360M Reasons to Destroy All Passwords - albi_lander
https://medium.freecodecamp.com/360-million-reasons-to-destroy-all-passwords-9a100b2b5001#.o6s57f2gf
======
mpbm
The argument for passwordless authentication reminds me of crash-only
programs. Basically, if you have two modes of operation, a normal mode and a
recovery mode, then why not just use the recovery mode for everything?

The next step, which a lot of skeptics don't take the time to think about, is
that you can easily combine multiple channels when doing passwordless
authentication.

So, one-factor is to send a magic link to your inbox. A second factor would be
to also send a link to your phone. a third factor would be to also send a link
to a friend's phone. That would prove that it's your inbox, your phone, and
that you trust that friend. You're adding entropy by adding channels instead
of characters.

Even if someone managed to use technology to stand in for your inbox and your
phone, and took over your account. You could still recover it by having your
friend vouch for you, because that's a whole 'nother layer of complexity the
attacker would have to overcome to convince your friend not to trust you.

------
tglynch
The proposed solution of email auth seems slightly more inconvenient than
having a password though which may make it difficult to catch on.
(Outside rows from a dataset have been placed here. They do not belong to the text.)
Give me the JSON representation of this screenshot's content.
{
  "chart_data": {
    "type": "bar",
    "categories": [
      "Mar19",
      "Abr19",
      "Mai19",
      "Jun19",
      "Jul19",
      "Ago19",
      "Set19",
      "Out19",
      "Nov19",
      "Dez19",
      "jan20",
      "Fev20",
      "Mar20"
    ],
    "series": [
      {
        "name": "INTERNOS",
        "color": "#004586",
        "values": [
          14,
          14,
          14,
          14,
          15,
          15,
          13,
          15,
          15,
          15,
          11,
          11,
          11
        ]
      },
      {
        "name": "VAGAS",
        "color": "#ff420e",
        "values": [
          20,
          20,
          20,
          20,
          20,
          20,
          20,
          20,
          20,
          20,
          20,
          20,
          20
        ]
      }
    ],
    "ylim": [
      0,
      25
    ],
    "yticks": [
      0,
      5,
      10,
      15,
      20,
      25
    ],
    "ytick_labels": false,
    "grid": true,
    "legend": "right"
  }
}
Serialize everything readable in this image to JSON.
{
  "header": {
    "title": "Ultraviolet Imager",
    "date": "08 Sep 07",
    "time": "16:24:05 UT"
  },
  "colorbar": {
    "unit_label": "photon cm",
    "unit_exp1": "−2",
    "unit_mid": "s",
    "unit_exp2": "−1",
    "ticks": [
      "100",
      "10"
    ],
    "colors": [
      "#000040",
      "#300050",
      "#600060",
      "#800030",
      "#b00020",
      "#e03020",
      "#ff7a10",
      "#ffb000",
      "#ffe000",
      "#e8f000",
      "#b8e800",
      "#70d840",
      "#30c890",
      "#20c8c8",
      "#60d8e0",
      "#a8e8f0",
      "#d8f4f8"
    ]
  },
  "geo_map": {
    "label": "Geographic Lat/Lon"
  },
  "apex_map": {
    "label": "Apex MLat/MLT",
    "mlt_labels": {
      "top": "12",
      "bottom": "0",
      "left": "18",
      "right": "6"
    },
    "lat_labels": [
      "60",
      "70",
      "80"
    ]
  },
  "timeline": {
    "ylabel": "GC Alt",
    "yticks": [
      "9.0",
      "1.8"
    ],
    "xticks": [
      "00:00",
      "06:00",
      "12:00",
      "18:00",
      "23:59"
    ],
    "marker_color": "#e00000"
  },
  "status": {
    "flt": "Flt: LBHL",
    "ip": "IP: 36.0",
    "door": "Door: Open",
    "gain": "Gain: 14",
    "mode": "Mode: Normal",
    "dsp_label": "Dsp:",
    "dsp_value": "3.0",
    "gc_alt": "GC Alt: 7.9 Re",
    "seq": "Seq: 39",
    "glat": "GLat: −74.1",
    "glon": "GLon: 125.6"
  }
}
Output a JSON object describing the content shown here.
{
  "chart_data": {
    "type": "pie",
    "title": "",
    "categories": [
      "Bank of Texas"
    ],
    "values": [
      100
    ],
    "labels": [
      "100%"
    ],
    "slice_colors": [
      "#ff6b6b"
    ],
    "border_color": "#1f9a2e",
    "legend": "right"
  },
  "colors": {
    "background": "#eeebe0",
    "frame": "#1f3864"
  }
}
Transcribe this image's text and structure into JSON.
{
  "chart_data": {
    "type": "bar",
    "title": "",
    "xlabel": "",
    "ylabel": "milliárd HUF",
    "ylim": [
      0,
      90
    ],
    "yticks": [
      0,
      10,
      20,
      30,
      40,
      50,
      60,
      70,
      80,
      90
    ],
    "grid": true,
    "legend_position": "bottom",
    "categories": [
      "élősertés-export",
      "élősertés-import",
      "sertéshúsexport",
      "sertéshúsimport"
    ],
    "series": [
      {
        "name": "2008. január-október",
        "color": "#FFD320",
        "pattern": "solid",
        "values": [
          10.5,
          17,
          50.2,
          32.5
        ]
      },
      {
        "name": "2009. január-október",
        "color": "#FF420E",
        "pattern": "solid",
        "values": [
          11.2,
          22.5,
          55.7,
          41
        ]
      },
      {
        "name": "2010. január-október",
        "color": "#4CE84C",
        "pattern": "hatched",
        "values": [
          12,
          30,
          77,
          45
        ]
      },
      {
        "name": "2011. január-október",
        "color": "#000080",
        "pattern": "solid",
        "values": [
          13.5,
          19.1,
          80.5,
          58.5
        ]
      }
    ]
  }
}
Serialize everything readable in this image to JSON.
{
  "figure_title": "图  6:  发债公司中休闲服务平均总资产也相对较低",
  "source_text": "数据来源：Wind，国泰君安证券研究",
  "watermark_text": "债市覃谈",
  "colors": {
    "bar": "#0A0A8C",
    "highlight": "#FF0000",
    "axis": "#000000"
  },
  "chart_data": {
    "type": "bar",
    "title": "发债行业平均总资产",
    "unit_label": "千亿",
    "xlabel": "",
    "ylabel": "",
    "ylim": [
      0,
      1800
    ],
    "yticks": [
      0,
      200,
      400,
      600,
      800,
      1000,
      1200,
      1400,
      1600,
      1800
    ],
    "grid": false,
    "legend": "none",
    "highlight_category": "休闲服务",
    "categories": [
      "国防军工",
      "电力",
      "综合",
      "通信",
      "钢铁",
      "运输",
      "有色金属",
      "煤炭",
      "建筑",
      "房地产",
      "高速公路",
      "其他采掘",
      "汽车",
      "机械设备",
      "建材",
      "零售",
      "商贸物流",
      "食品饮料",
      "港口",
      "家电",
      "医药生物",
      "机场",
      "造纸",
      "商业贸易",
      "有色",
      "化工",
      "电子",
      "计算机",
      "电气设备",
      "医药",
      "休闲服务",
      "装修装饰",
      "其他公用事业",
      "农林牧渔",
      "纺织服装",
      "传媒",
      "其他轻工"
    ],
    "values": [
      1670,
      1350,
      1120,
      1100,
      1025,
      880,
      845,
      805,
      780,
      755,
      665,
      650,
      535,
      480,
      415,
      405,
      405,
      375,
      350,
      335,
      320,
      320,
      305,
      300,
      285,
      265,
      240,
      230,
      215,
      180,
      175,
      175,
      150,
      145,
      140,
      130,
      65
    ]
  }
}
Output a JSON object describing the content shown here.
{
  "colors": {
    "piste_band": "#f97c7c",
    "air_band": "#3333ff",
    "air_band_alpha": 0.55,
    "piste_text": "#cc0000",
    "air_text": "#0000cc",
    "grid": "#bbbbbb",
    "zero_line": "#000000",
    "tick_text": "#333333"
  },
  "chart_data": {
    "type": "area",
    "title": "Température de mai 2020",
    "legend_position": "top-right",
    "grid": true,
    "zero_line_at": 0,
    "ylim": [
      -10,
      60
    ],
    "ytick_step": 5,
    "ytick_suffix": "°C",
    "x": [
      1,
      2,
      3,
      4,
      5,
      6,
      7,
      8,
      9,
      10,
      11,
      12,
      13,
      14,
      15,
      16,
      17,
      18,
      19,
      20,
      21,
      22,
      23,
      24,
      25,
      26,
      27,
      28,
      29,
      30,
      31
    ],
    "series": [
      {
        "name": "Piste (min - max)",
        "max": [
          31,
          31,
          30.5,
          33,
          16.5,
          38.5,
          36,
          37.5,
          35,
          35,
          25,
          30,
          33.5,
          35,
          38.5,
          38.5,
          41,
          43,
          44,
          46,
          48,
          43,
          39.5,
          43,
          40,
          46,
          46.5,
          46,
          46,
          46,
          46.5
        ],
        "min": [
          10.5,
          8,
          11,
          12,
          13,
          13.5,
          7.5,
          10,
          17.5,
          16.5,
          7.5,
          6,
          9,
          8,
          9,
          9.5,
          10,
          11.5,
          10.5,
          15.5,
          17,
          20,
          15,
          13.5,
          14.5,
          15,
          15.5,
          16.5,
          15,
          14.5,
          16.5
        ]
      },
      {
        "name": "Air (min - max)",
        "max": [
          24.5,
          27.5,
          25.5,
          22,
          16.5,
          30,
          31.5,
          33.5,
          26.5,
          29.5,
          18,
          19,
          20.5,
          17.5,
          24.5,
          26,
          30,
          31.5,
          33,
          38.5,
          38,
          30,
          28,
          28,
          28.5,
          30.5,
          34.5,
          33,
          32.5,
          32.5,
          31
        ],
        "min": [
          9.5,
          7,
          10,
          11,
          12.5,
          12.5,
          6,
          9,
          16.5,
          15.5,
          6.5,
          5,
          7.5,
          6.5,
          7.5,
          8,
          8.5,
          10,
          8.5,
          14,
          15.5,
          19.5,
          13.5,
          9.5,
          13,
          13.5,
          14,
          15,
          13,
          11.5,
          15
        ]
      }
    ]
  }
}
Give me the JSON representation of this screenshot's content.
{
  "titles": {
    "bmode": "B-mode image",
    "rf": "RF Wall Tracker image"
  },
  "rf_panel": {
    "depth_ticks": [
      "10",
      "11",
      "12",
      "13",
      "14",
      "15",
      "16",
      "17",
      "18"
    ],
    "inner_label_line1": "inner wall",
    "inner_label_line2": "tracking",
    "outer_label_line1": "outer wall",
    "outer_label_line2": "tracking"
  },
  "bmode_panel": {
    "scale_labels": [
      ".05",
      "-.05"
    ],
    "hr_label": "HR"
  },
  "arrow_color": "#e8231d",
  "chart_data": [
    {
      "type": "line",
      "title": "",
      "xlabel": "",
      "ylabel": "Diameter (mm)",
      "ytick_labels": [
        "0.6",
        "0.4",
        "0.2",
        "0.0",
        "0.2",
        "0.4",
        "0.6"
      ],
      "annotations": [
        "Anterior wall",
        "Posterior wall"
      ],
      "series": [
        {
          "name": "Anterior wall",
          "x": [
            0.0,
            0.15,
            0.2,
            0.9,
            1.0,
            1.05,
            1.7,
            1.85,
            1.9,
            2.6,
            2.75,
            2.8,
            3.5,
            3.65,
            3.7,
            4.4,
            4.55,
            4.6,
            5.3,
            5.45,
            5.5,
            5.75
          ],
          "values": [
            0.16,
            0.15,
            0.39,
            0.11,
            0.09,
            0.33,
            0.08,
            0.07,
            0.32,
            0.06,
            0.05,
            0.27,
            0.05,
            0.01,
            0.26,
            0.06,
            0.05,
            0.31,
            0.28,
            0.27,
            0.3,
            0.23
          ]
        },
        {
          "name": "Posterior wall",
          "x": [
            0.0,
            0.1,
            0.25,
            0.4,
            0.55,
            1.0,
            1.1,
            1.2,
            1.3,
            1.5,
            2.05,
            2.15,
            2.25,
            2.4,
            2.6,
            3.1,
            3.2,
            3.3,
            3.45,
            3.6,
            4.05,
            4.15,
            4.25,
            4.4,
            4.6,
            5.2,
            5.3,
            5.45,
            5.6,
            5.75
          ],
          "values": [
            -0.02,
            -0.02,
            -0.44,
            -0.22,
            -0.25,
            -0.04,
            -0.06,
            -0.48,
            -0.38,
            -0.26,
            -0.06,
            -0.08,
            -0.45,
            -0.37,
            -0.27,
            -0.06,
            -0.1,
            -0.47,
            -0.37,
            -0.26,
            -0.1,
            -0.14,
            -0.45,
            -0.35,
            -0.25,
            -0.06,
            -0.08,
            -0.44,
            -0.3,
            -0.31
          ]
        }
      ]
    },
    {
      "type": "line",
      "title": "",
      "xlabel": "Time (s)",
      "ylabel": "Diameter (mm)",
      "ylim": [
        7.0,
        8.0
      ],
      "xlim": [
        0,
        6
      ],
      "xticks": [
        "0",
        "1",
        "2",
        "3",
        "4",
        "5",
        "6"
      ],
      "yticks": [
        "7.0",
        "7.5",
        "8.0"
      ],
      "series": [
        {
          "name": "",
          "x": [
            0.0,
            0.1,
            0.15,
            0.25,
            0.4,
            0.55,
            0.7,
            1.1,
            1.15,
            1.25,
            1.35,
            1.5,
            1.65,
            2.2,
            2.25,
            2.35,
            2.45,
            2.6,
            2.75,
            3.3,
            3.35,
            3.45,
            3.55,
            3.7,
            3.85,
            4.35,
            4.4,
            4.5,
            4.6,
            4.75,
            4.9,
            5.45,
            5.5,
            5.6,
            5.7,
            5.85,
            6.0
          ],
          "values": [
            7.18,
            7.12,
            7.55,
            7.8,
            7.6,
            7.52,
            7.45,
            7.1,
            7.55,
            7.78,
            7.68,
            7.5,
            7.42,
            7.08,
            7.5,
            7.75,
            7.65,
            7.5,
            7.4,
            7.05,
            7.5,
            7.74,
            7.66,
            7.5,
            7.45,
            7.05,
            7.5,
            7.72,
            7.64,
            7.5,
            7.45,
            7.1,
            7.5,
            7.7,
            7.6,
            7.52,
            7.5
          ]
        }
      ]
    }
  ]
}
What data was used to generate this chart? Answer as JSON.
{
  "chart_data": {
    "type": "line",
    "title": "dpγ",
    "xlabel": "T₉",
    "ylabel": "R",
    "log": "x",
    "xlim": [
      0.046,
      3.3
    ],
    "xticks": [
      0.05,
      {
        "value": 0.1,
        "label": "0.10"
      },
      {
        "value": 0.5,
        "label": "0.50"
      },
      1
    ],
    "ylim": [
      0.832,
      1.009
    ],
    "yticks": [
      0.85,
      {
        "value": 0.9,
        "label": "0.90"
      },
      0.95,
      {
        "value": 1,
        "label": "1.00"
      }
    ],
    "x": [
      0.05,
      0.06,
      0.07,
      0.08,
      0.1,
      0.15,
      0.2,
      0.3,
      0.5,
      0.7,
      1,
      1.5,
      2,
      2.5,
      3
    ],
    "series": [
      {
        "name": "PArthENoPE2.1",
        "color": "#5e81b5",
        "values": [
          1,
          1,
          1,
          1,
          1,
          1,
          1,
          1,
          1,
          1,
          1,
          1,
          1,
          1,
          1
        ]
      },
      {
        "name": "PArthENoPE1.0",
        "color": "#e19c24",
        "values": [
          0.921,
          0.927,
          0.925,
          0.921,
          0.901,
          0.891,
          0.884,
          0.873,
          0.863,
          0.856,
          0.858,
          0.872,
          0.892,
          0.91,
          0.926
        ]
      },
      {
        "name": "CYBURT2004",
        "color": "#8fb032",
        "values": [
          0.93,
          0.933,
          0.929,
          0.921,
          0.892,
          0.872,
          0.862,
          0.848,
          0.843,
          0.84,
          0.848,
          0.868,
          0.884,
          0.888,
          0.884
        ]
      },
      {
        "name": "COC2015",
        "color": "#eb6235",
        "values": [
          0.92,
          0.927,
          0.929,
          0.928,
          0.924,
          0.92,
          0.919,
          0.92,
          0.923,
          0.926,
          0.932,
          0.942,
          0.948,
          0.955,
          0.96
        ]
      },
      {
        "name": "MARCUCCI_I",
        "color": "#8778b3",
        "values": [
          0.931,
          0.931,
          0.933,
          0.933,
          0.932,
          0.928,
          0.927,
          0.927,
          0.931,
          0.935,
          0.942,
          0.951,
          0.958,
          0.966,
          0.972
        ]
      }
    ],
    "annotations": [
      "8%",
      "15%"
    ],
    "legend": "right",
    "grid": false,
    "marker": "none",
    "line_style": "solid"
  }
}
However once
everyone sees the consequences of being hacked maybe they will agree to use it
and see it become a standard.

The email could also include a one-use code so you could receive the email on
your phone and use the code to log in on your friends computer, saving you
from having to log in to your email on your friend's computer.

An issue that springs to mind though is whether emails are a secure enough to
trust with the power to login.